KR: It was hilarious. It was so much fun. I feel like the funniest thing about it was seeing myself, as a video game character, dance. It’s like, I’m not that great at dancing as myself, but I’m even worse as a video game character. It was super cool. The experience was so much fun. It made me love the music video even more, now that it was virtual, and now that I was inside of my own music video. It was an experience I’m going to want to do over and over and over again. I’ll never get tired of it.
TM: The original video came out in the spring, and it’s at a high school with big, pronounced columns on the facade. Is that El Paso High School?

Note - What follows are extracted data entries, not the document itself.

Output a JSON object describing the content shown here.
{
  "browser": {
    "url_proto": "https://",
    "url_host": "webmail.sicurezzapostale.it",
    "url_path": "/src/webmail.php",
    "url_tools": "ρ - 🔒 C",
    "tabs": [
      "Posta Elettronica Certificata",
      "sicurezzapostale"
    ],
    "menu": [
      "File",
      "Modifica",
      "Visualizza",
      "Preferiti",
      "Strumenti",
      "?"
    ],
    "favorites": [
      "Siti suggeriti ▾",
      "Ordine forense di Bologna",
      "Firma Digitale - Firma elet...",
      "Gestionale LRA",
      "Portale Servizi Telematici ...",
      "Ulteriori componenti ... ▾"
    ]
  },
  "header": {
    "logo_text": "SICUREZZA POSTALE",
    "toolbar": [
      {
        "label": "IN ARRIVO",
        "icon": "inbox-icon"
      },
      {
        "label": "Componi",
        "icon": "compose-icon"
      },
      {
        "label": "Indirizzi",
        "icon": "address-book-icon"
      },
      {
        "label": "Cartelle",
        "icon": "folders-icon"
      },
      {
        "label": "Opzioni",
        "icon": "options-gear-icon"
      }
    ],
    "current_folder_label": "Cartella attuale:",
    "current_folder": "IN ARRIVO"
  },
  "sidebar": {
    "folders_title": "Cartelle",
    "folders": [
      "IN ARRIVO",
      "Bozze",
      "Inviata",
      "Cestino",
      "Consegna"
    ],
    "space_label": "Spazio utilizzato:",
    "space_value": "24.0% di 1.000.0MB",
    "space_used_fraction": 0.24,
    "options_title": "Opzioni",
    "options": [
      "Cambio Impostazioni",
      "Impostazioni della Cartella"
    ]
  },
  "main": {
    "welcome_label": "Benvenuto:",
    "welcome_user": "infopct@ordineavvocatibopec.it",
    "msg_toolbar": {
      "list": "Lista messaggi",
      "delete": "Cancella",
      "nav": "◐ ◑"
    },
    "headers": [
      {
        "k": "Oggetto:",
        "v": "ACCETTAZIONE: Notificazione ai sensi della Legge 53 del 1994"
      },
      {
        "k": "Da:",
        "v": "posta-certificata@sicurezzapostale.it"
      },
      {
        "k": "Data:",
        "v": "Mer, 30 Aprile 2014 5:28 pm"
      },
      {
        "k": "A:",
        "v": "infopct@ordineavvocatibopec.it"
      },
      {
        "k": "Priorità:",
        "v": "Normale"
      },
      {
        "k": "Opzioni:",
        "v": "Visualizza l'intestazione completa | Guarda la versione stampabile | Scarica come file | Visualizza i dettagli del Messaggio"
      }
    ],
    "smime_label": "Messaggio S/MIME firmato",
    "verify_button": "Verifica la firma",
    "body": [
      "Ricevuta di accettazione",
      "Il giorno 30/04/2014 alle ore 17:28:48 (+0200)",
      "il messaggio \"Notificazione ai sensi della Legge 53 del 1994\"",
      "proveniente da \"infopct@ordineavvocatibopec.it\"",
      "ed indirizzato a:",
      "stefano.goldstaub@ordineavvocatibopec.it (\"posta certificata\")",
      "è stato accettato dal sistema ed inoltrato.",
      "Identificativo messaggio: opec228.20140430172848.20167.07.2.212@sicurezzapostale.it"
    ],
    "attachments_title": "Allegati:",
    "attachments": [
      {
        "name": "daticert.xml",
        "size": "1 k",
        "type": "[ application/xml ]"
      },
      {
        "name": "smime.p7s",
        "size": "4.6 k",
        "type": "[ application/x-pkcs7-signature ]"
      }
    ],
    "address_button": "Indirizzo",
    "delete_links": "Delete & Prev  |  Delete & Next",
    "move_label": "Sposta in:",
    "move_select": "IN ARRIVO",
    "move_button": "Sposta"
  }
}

KR: I wish. I tried so hard, and I wished, but the coolest thing about it is that I brought my friends from El Paso to Los Angeles [to film]. I brought my closest friends out there, and they’re all in the video, and we all were just having so much fun. That video is my favorite video I’ve ever shot by far. I left that video shoot with tons of best friends. We all hang out. It’s almost a year later and I still hang out with everybody in that video.
TM: How much time do you spend in El Paso these days?
KR: As much as I can. But the thing about going back to El Paso, it’s overwhelming sometimes. I look at the support that I get and the success that I’ve had, and I can’t walk anywhere without being spotted. My hair might be the biggest crime in this situation. I’m not gonna shave my head bald to deal with it. I’m gonna accept it and I love it. I love giving back, I love visiting my family. I love visiting my two dogs that are there. I love visiting my friends because it makes me feel normal. We only really get to hang out in rooms—we don’t get to go out to eat and do teenage stuff, but just the fact that I get to see them, and just the fact that twelve of my friends get to pile into a room together just to enjoy each other’s company is amazing. I love El Paso, and I’ll always come back.
TM: El Paso is such a presence on American Teen. What’s making music in a new place feel like?
KR: Even though I wasn’t born or raised in El Paso, it’ll always be a part of me until the day that I die. Making music outside of El Paso was tricky at first, because I was so comfortable [there]. I’m trying to force myself to regain the El Paso mentality that I had when I was there, and put it into a lot of the new music, because I don’t want that sonic quality to go away. But I’ve learned a lot, and I still go back to El Paso—I went back to record one song, came back to LA, and I finished it. It’s one of my favorite songs ever, and maybe that’s because I went back home to record it.
TM: What’s the status of your new music? Do you have a follow-up album in the works?
KR: I’m definitely working on a lot. I can’t say anything is finished. Nothing’s finished right now. There’s no album. I’m not gonna lie to you and say I have an album ready—I don’t. But I’m working towards it, and for me, whatever project I put out next after American Teen is going to be an embodiment of myself, my youth, and my friends, as well. I always try to keep my friends within my music, I always play them all of the songs, and they are my biggest critics, and they love it, so that’s a good sign. Hopefully I keep making music I love, and then I give it to you guys.